I’d say there are three main strategies groups of people use to non-violently assert their rights: strikes, elections, and protest marches. All three are difficult or impossible now.
Strikes are difficult at the moment. Right now, it would be wrong for health care workers to go on strike, though their lives are at-risk. Many of us have discovered that our jobs are “non-essential.” Those who still have remote, non-essential jobs are desperate not to jeopardize them. Underpaid workers in essential jobs are under heavy pressure to not leave them except for health reasons.
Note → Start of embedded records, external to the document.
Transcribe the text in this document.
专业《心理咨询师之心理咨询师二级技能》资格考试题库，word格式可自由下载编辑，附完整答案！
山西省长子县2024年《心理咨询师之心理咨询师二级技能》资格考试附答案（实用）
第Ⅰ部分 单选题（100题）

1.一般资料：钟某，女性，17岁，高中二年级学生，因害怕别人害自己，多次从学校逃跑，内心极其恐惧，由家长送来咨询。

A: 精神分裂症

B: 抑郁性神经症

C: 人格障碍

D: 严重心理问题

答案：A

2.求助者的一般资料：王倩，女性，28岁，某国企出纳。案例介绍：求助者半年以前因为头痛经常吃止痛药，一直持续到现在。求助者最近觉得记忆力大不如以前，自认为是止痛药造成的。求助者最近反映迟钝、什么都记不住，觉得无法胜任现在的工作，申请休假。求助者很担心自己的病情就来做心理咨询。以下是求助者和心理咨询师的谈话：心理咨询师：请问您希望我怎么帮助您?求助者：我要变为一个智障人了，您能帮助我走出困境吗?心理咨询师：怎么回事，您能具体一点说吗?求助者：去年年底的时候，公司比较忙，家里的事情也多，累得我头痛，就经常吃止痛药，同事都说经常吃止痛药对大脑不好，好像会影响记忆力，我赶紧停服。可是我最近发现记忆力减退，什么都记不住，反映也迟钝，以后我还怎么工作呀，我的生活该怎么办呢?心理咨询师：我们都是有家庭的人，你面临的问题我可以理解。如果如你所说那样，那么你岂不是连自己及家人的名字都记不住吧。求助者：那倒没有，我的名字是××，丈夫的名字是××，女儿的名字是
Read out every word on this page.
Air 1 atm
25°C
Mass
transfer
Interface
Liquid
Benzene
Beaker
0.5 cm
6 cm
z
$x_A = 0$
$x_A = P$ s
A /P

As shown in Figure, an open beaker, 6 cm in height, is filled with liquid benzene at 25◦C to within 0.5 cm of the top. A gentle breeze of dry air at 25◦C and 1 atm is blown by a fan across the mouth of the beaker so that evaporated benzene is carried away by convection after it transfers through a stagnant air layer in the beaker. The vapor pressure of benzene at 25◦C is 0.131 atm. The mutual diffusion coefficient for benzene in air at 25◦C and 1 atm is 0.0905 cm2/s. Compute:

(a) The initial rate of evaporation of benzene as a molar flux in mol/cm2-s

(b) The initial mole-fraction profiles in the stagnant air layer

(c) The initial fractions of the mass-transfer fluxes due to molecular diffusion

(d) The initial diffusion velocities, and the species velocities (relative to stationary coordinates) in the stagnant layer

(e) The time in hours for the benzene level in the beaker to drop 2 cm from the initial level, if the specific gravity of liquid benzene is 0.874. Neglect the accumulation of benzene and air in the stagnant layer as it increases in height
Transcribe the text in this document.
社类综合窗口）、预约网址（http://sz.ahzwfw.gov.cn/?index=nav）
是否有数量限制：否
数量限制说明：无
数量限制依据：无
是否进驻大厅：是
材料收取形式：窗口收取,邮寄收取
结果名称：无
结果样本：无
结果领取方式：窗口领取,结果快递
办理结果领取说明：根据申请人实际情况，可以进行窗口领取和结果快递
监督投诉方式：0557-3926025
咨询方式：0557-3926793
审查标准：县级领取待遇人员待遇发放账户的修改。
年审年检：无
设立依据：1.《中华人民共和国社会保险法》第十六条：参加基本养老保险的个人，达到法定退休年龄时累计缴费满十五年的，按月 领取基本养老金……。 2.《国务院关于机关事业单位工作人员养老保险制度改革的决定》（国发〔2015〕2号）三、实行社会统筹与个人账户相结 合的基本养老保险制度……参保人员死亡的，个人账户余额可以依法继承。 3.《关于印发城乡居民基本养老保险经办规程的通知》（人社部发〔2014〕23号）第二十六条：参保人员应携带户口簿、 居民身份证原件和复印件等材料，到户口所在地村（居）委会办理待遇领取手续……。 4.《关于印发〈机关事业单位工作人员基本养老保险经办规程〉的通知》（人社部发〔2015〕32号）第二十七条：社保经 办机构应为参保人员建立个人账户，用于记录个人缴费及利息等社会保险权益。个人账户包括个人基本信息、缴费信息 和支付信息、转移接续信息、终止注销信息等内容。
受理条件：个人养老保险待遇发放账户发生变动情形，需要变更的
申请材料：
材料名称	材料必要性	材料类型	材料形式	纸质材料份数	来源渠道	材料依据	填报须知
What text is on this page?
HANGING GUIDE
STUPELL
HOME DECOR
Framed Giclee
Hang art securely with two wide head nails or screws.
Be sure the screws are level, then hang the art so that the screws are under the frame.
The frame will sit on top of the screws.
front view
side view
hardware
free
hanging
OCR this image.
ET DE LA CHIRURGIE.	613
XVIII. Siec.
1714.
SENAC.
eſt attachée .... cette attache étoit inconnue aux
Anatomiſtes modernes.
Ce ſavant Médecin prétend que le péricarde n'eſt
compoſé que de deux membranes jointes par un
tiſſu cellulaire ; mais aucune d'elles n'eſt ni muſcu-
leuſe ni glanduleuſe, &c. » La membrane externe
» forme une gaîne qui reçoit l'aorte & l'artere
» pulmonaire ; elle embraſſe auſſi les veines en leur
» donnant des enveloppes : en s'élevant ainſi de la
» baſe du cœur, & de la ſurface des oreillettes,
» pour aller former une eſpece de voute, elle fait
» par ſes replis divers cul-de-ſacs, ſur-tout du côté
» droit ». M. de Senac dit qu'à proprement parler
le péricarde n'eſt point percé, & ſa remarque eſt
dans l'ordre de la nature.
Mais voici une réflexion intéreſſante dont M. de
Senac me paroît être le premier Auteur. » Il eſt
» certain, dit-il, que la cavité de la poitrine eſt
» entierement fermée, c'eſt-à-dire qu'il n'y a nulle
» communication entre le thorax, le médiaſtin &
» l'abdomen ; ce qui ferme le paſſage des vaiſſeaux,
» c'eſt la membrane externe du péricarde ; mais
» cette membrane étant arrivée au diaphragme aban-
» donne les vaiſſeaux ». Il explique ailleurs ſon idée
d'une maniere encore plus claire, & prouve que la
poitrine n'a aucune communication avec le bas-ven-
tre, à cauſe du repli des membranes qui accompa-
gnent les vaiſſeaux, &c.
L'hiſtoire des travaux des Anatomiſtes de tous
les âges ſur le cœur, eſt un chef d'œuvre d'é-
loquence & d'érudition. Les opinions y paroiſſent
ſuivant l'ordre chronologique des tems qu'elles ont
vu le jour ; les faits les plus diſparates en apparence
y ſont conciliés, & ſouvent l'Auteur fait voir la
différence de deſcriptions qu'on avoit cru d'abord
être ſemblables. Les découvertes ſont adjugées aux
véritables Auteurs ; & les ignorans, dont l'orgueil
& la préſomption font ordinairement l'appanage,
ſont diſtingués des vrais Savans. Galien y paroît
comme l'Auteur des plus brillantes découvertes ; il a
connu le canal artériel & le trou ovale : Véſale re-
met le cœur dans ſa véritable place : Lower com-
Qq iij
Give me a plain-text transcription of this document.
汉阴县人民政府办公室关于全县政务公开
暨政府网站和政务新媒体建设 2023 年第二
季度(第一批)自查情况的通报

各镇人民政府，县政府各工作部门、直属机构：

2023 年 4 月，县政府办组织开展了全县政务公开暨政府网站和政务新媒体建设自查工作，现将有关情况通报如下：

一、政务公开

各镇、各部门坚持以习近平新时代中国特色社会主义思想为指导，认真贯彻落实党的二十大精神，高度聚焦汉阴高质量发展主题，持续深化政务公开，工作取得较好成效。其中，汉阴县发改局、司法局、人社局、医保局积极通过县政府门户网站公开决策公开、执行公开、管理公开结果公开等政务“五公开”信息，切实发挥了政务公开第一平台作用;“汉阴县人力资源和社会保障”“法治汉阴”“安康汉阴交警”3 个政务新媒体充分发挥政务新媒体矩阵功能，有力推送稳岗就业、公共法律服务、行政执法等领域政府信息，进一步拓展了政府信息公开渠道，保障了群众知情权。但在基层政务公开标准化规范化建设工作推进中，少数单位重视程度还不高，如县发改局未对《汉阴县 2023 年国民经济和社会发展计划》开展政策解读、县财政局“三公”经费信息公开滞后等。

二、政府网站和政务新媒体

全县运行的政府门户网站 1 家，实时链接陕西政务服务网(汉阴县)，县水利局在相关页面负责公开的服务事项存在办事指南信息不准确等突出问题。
Even then, many low-income workers are working sick, which might spread to the rest of us and further bog down our embattled healthcare system.
New York’s presidential primary has been delayed to match the rest of the primaries in June, but we don’t know we’ll be capable of holding an election even then. The states which went ahead with elections in the last few weeks appear to have spread the virus further. Be glad we don’t have touch screen voting machines here in New York, as many states do. While we hopefully still will have elections in November, we don’t have any sense right now of what seven months from now looks like.
Frankly, I never saw the point of protest marches — unless one is willing to stay somewhere until the hated government is gone, which is not the American way — but for the first time in years, no one is even proposing them.
And journalism, freedom’s guard dog, is also under attack, both from crashing revenues and people who believe truth is whatever they want it to be.
I don’t have any solutions, besides supporting your local news organization, but when I think of some I’ll write them in this column.